Just found out that Oil Change’s follow the oilmoney tool got a little blurb in an Italian fashion/women’s magazine:
“D” la Repubblica delle Donne, March 8, page 52
Yup, that’s us in the upper left — if you can draw your eyes away from that purse. The juxtaposition brings up an interesting point. One of our goals was to try to put campaign funding data into more visually interesting and accessible form, try to catch people’s eye and interest so they will click in and learn something. Yet despite many months of work, what we produced looks clunky and amateurish next to a high-production fashion ad.
Perhaps this is OK — it would be pretty inappropriate to be using images of sexy women to sell campaign finance reform. But it does make me wonder if infographics really have any potential to compete for people’s media attention. Maybe we just need better designers.

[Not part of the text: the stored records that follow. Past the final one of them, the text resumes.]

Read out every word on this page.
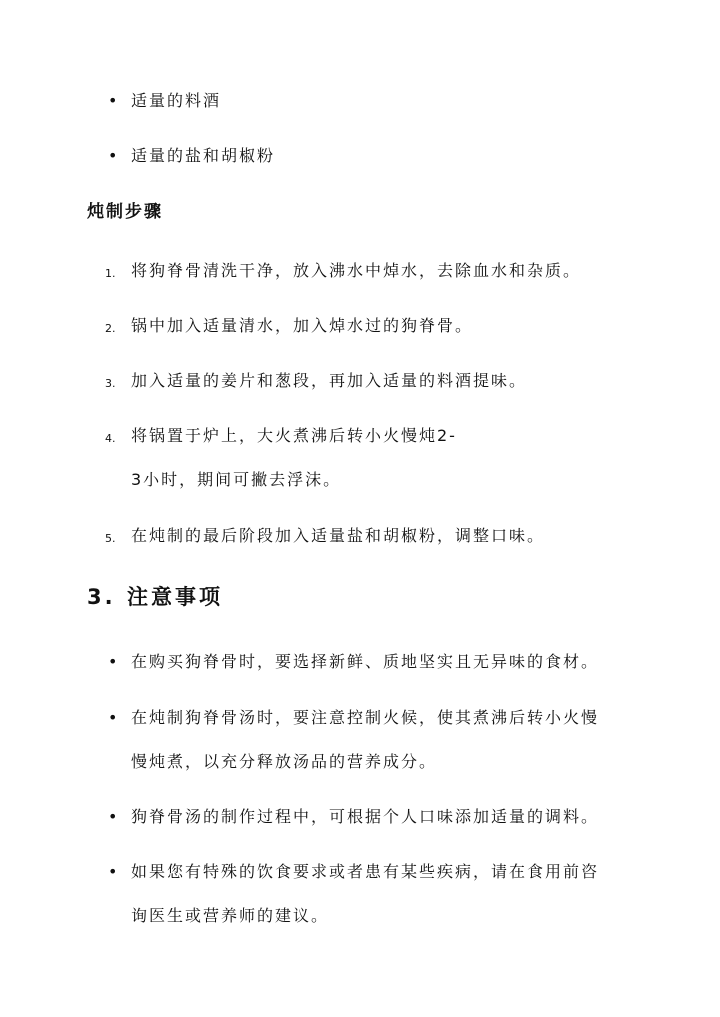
• 适量的料酒
• 适量的盐和胡椒粉
炖制步骤
1. 将狗脊骨清洗干净，放入沸水中焯水，去除血水和杂质。
2. 锅中加入适量清水，加入焯水过的狗脊骨。
3. 加入适量的姜片和葱段，再加入适量的料酒提味。
4. 将锅置于炉上，大火煮沸后转小火慢炖2-
3小时，期间可撇去浮沫。
5. 在炖制的最后阶段加入适量盐和胡椒粉，调整口味。
3. 注意事项
• 在购买狗脊骨时，要选择新鲜、质地坚实且无异味的食材。
• 在炖制狗脊骨汤时，要注意控制火候，使其煮沸后转小火慢
慢炖煮，以充分释放汤品的营养成分。
• 狗脊骨汤的制作过程中，可根据个人口味添加适量的调料。
• 如果您有特殊的饮食要求或者患有某些疾病，请在食用前咨
询医生或营养师的建议。
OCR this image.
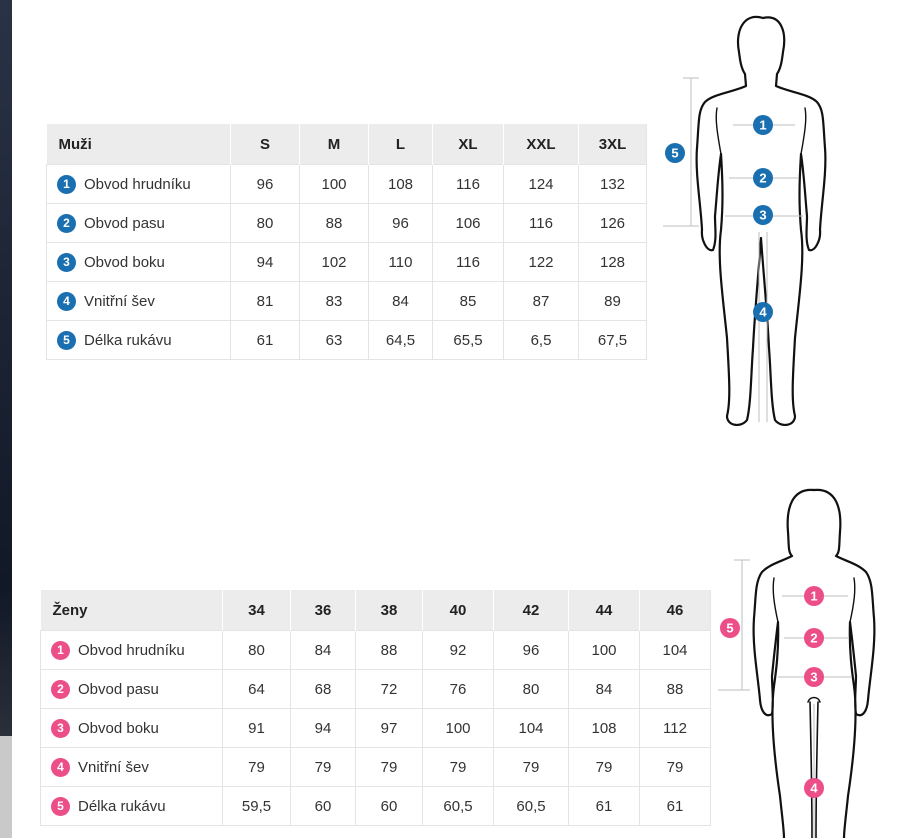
Muži	S	M	L	XL	XXL	3XL
1 Obvod hrudníku	96	100	108	116	124	132
2 Obvod pasu	80	88	96	106	116	126
3 Obvod boku	94	102	110	116	122	128
4 Vnitřní šev	81	83	84	85	87	89
5 Délka rukávu	61	63	64,5	65,5	6,5	67,5
Ženy	34	36	38	40	42	44	46
1 Obvod hrudníku	80	84	88	92	96	100	104
2 Obvod pasu	64	68	72	76	80	84	88
3 Obvod boku	91	94	97	100	104	108	112
4 Vnitřní šev	79	79	79	79	79	79	79
5 Délka rukávu	59,5	60	60	60,5	60,5	61	61
1
2
3
4
5
1
2
3
4
5
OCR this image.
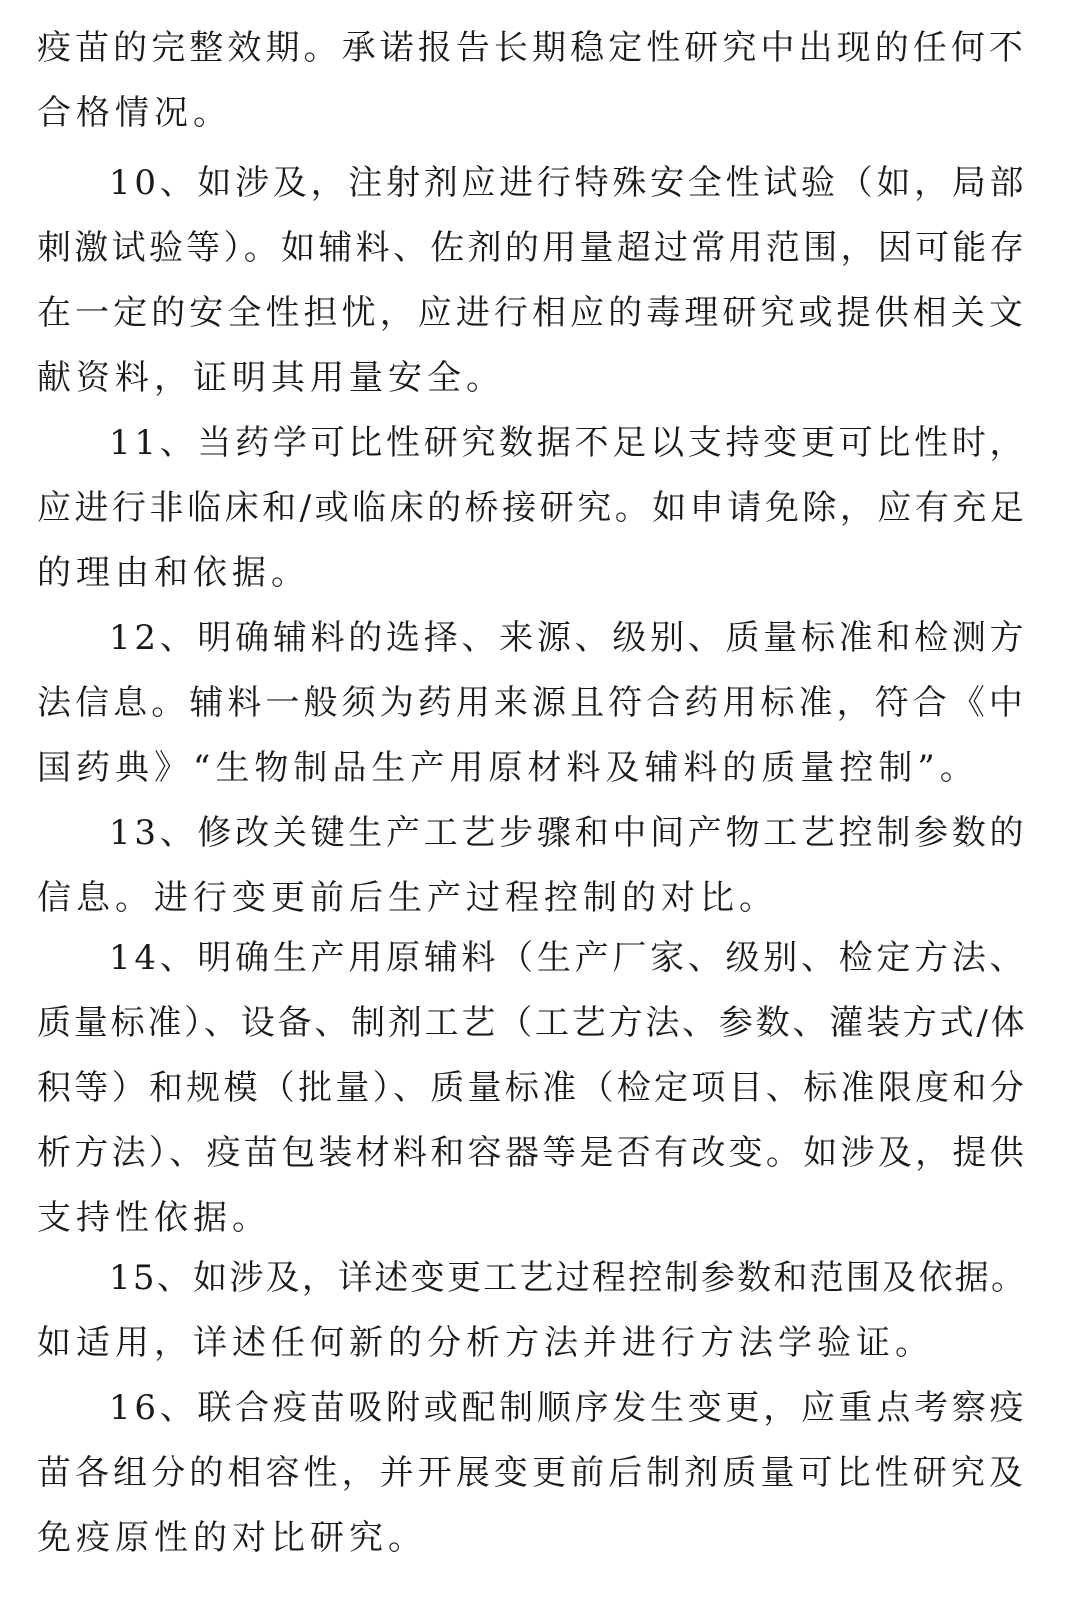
疫苗的完整效期。承诺报告长期稳定性研究中出现的任何不
合格情况。

10、如涉及，注射剂应进行特殊安全性试验（如，局部
刺激试验等）。如辅料、佐剂的用量超过常用范围，因可能存
在一定的安全性担忧，应进行相应的毒理研究或提供相关文
献资料，证明其用量安全。

11、当药学可比性研究数据不足以支持变更可比性时，
应进行非临床和/或临床的桥接研究。如申请免除，应有充足
的理由和依据。

12、明确辅料的选择、来源、级别、质量标准和检测方
法信息。辅料一般须为药用来源且符合药用标准，符合《中
国药典》“生物制品生产用原材料及辅料的质量控制”。

13、修改关键生产工艺步骤和中间产物工艺控制参数的
信息。进行变更前后生产过程控制的对比。

14、明确生产用原辅料（生产厂家、级别、检定方法、
质量标准）、设备、制剂工艺（工艺方法、参数、灌装方式/体
积等）和规模（批量）、质量标准（检定项目、标准限度和分
析方法）、疫苗包装材料和容器等是否有改变。如涉及，提供
支持性依据。

15、如涉及，详述变更工艺过程控制参数和范围及依据。
如适用，详述任何新的分析方法并进行方法学验证。

16、联合疫苗吸附或配制顺序发生变更，应重点考察疫
苗各组分的相容性，并开展变更前后制剂质量可比性研究及
免疫原性的对比研究。
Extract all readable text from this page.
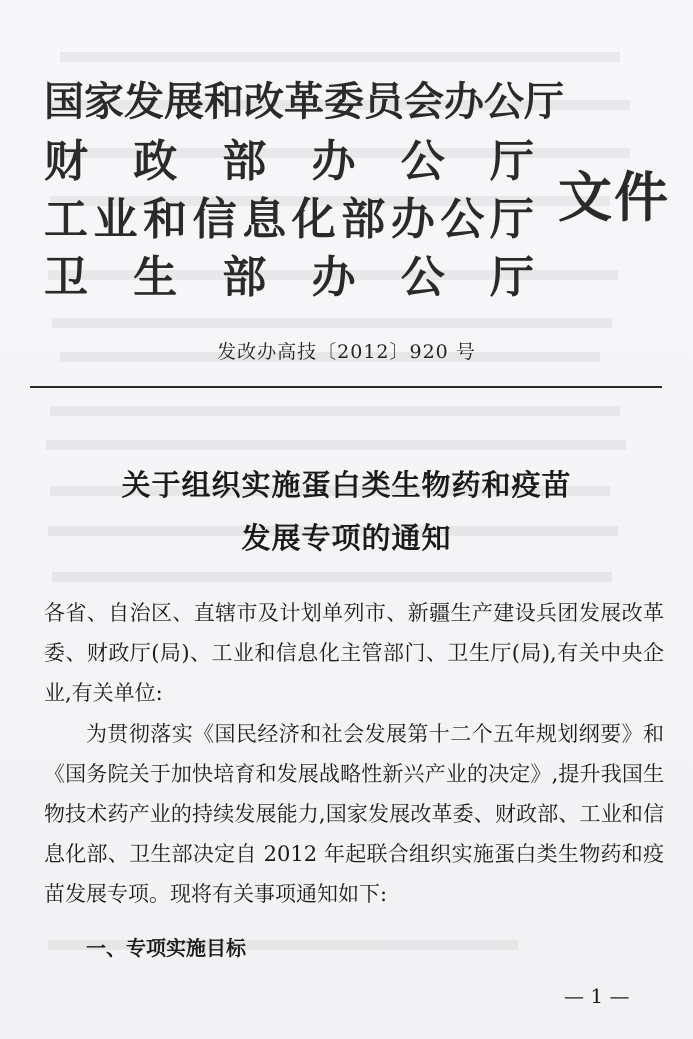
国 家 发 展 和 改 革 委 员 会 办 公 厅
财 政 部 办 公 厅
工 业 和 信 息 化 部 办 公 厅
卫 生 部 办 公 厅
文件
发改办高技〔2012〕920 号
关于组织实施蛋白类生物药和疫苗
发展专项的通知
各省、自治区、直辖市及计划单列市、新疆生产建设兵团发展改革委、财政厅(局)、工业和信息化主管部门、卫生厅(局),有关中央企业,有关单位:
为贯彻落实《国民经济和社会发展第十二个五年规划纲要》和《国务院关于加快培育和发展战略性新兴产业的决定》,提升我国生物技术药产业的持续发展能力,国家发展改革委、财政部、工业和信息化部、卫生部决定自 2012 年起联合组织实施蛋白类生物药和疫苗发展专项。现将有关事项通知如下:
一、专项实施目标
— 1 —
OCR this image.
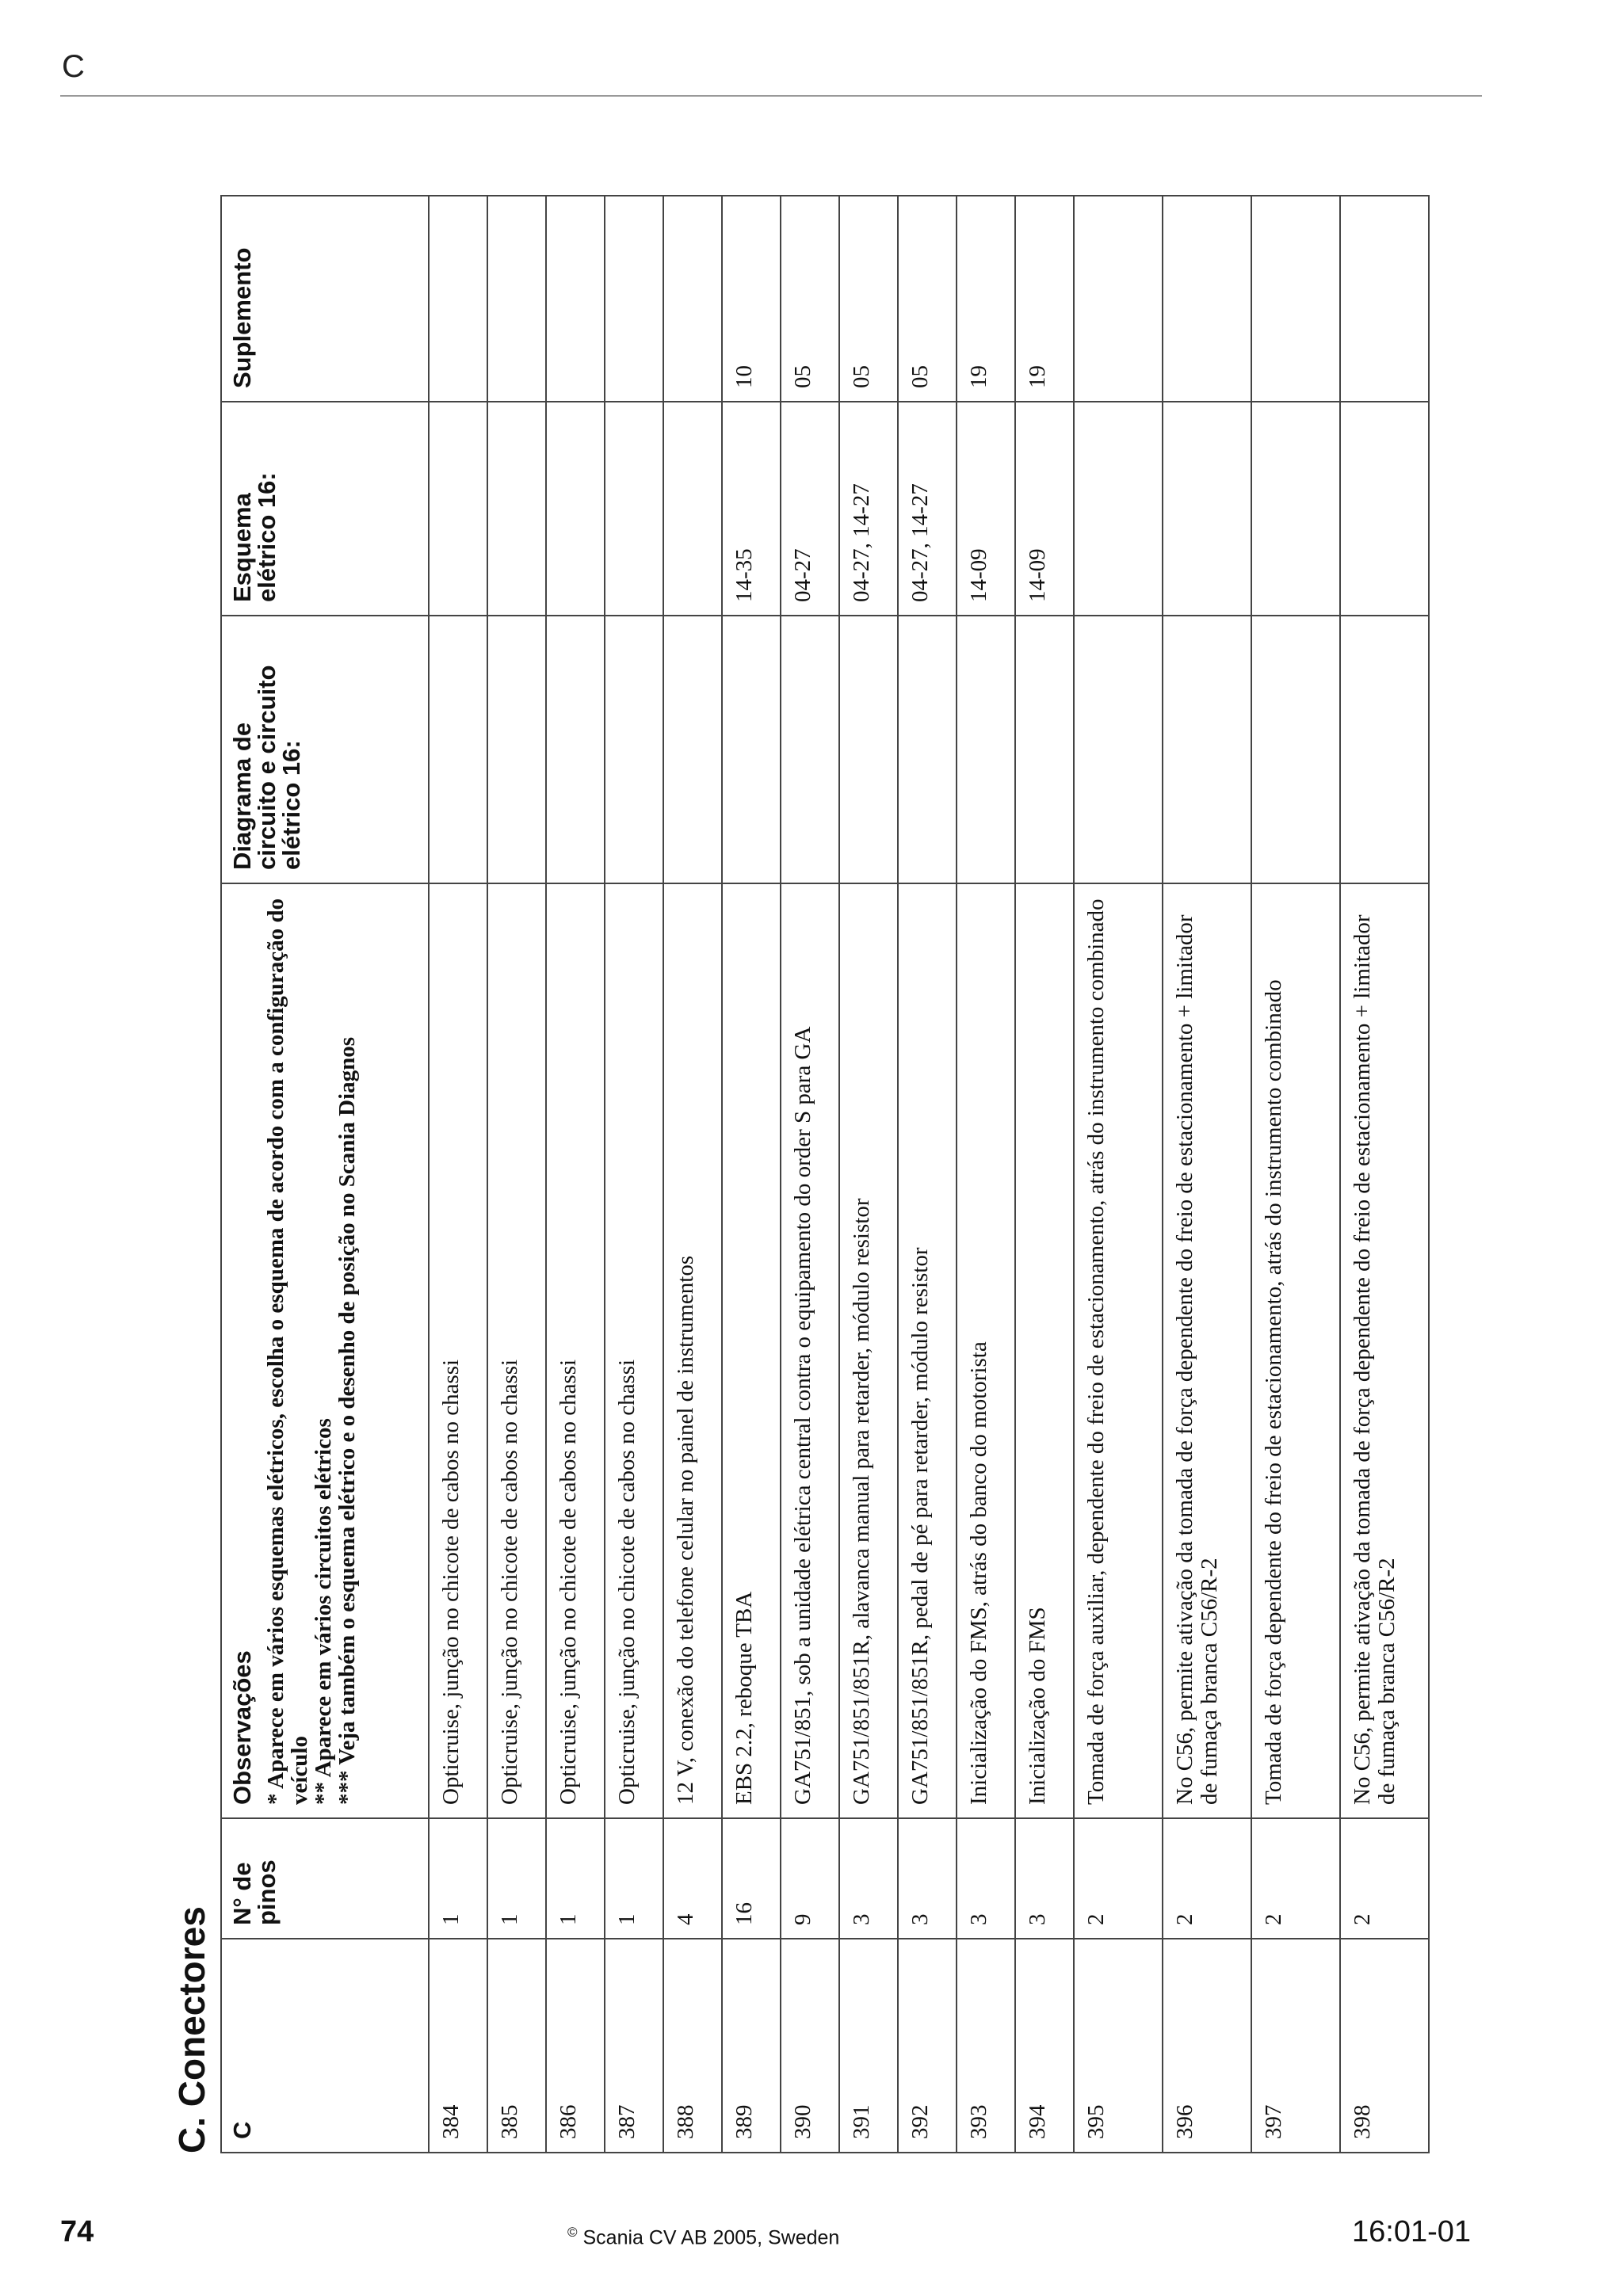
C
C. Conectores C	N° de pinos	Observações * Aparece em vários esquemas elétricos, escolha o esquema de acordo com a configuração do veículo
** Aparece em vários circuitos elétricos
*** Veja também o esquema elétrico e o desenho de posição no Scania Diagnos	Diagrama de circuito e circuito elétrico 16:	Esquema elétrico 16:	Suplemento
384	1	Opticruise, junção no chicote de cabos no chassi			
385	1	Opticruise, junção no chicote de cabos no chassi			
386	1	Opticruise, junção no chicote de cabos no chassi			
387	1	Opticruise, junção no chicote de cabos no chassi			
388	4	12 V, conexão do telefone celular no painel de instrumentos			
389	16	EBS 2.2, reboque TBA		14-35	10
390	9	GA751/851, sob a unidade elétrica central contra o equipamento do order S para GA		04-27	05
391	3	GA751/851/851R, alavanca manual para retarder, módulo resistor		04-27, 14-27	05
392	3	GA751/851/851R, pedal de pé para retarder, módulo resistor		04-27, 14-27	05
393	3	Inicialização do FMS, atrás do banco do motorista		14-09	19
394	3	Inicialização do FMS		14-09	19
395	2	Tomada de força auxiliar, dependente do freio de estacionamento, atrás do instrumento combinado			
396	2	No C56, permite ativação da tomada de força dependente do freio de estacionamento + limitador de fumaça branca C56/R-2			
397	2	Tomada de força dependente do freio de estacionamento, atrás do instrumento combinado			
398	2	No C56, permite ativação da tomada de força dependente do freio de estacionamento + limitador de fumaça branca C56/R-2			
74	© Scania CV AB 2005, Sweden	16:01-01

In a more content-related direction, the site now has VoteTracker feature for showing how Congress-people voted on specific oil- and climate-related bills.
Figuring out how to get that much data into a semi-usable form was a major headache. Would love to see any suggestions people have found for better ways to do this. Below is one option we considered, but thought would be too complicated to implement and explain to viewers. Idea is to demonstrate the correlations between receiving money from and voting in favor of the petroleum industry.
A regular correlation plot seems to hard to interpret for those outside of academia. Ditto histograms. So this plot is a bar-graph, one bar for each Representative, showing how much money they received. But color-coded so that the red channel is % voted for oil, and green is % voted for environment / public interest? Maybe with mouseovers and zoom for each column so you can still get the data so you can still get profile data and pic for each Rep? I think it gives a good overview, but it would be really hard to see and click on the ‘oil-poor’ Senators on the left side of the plot. Better examples anyone?
2 thoughts on “Fashionable Networks”
>Yet despite many months of work, what we produced looks clunky and amateurish next to a high-production fashion ad.
On the other hand, how hot looking does your graphic have to be to get into a fashion magazine at all? Pretty hot
>I think it gives a good overview, but it would be really hard to see and click on the ‘oil-poor’ Senators on the left side of the plot. Better examples anyone?
Put a fixed-thickness horizontal bar below the bar graph continuing each color bar from above (with a horizontal white space separating the two). So the upper object gives the height of each bar, and the lower object shows how the green concentrates to the left and red to the right, without making the green parts disappear because they’re so short.